03
de junho de 2014 | N° 17817
FABRÍCIO
CARPINEJAR
Gnomo em alto
esporte
Logo
no segundo encontro com a minha mulher, ela teve que enfrentar um grande teste:
o modo como eu estava vestido.
Esperava
Katy no bar do cinema. Meu figurino era uma calça amarela de coração, um blusão
verde, um casaco de veludo ainda mais verde, sapato vermelhocombinando com os
óculos. Em suma, um gnomo em alto esporte. Um arco-íris na curva da tempestade.
Não
precisava levantar o braço para denunciar minha localização.
Ela,
que se preocupava com o que colocar para me agradar, descobriu que deveria é se
preocupar comigo. Vinha a ser, mesmo vestido, um atentado violento ao pudor.
Por
generosidade do destino, não tive irmão gêmeo.
Andar
comigo pelo shopping seria o equivalente a dar a mão para uma árvore de Natal.

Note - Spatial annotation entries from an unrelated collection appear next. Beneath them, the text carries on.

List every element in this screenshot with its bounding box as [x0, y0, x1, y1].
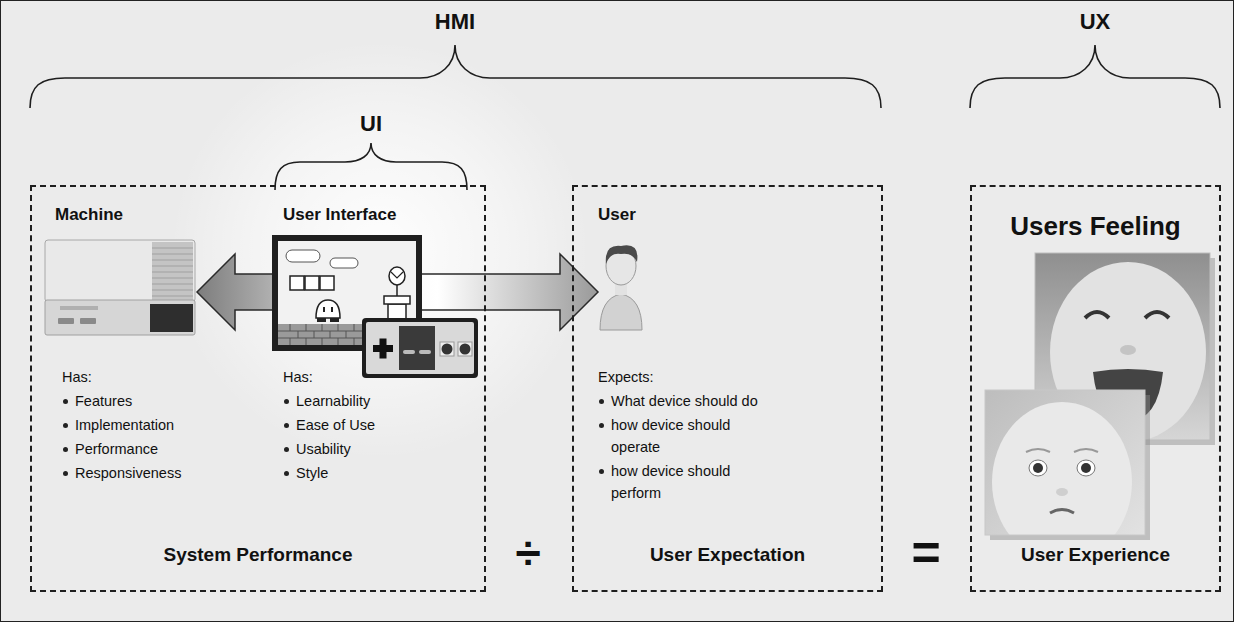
box-title: System Performance [163, 544, 352, 566]
console-illustration [45, 240, 195, 335]
list-item: Responsiveness [62, 462, 197, 484]
bracket-label: HMI [435, 11, 475, 33]
list-lead: Expects: [598, 366, 766, 388]
controller-illustration [362, 318, 478, 378]
user-panel: UserExpects:What device should dohow dev… [598, 205, 766, 504]
curly-brackets [30, 45, 1220, 190]
user-icon [600, 245, 642, 330]
machine-panel: MachineHas:FeaturesImplementationPerform… [55, 205, 197, 484]
list-item: Ease of Use [283, 414, 478, 436]
list-item: Usability [283, 438, 478, 460]
list-item: Features [62, 390, 197, 412]
dashed-group-box: Users FeelingUser Experience [970, 185, 1221, 592]
list-item: What device should do [598, 390, 766, 412]
list-item: Learnability [283, 390, 478, 412]
list-item: Style [283, 462, 478, 484]
operator-symbol: ÷ [515, 530, 540, 576]
box-heading: Users Feeling [1010, 211, 1181, 241]
bracket-label: UI [360, 113, 382, 135]
dashed-group-box: MachineHas:FeaturesImplementationPerform… [30, 185, 486, 592]
list-item: how device should perform [598, 460, 766, 504]
list-lead: Has: [62, 366, 197, 388]
dashed-group-box: UserExpects:What device should dohow dev… [572, 185, 883, 592]
list-item: how device should operate [598, 414, 766, 458]
doubtful-face-photo [985, 390, 1150, 562]
panel-heading: User Interface [283, 205, 478, 225]
panel-heading: Machine [55, 205, 197, 225]
list-item: Implementation [62, 414, 197, 436]
list-lead: Has: [283, 366, 478, 388]
list-item: Performance [62, 438, 197, 460]
box-title: User Expectation [650, 544, 805, 566]
panel-heading: User [598, 205, 766, 225]
bracket-label: UX [1080, 11, 1111, 33]
box-title: User Experience [1021, 544, 1170, 566]
operator-symbol: = [911, 528, 940, 578]
highlight-glow [170, 40, 590, 460]
interface-panel: User InterfaceHas:LearnabilityEase of Us… [283, 205, 478, 484]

Os cadarços desamarrados serviam de tomada.
Ela
confessou, um ano depois, que não ficou assustada.
– Eu
me assusto com baratas. Contigo daquele jeito, fiquei apavorada.
Acho
que rezou para não esbarrar com algum familiar e amigo pelas galerias e lojas.
Suou frio, gaguejou, contornou o constrangimento com a elegância das meias
palavras.
Foi
muito amor e provação da parte dela. Não comentou nada, fingiu normalidade. Não
teceu nenhum comentário irônico. Elogiou o que podia naquele momento, o meu
perfume.
Hoje,
aposentei as calças coloridas e extravagantes, as camisetas P brilhosas, os
casacos estranhos. Fiz uma limpa nos cabides. Tirei a drag queen do meu
armário. Separei as roupas para dar. Finalizei uma era de minha vida. Não
desprezava quem fui, apenas não me atendia mais.
Nossa
empregada Cléo recebeu a responsabilidade de levar as sacolas aos necessitados.
Qual
minha surpresa quando ela volta no dia seguinte com todas as minhas peças.
Nenhuma ganhou a simpatia de entidades beneficentes e brechós.
–
Pode ainda interessar as escolas de samba –, Cléo buscou me consolar.
Terminei
recusado pela campanha do agasalho. Devo ter sido o primeiro caso da história
de Porto Alegre.
Não
há caridade que justifique a cafonice.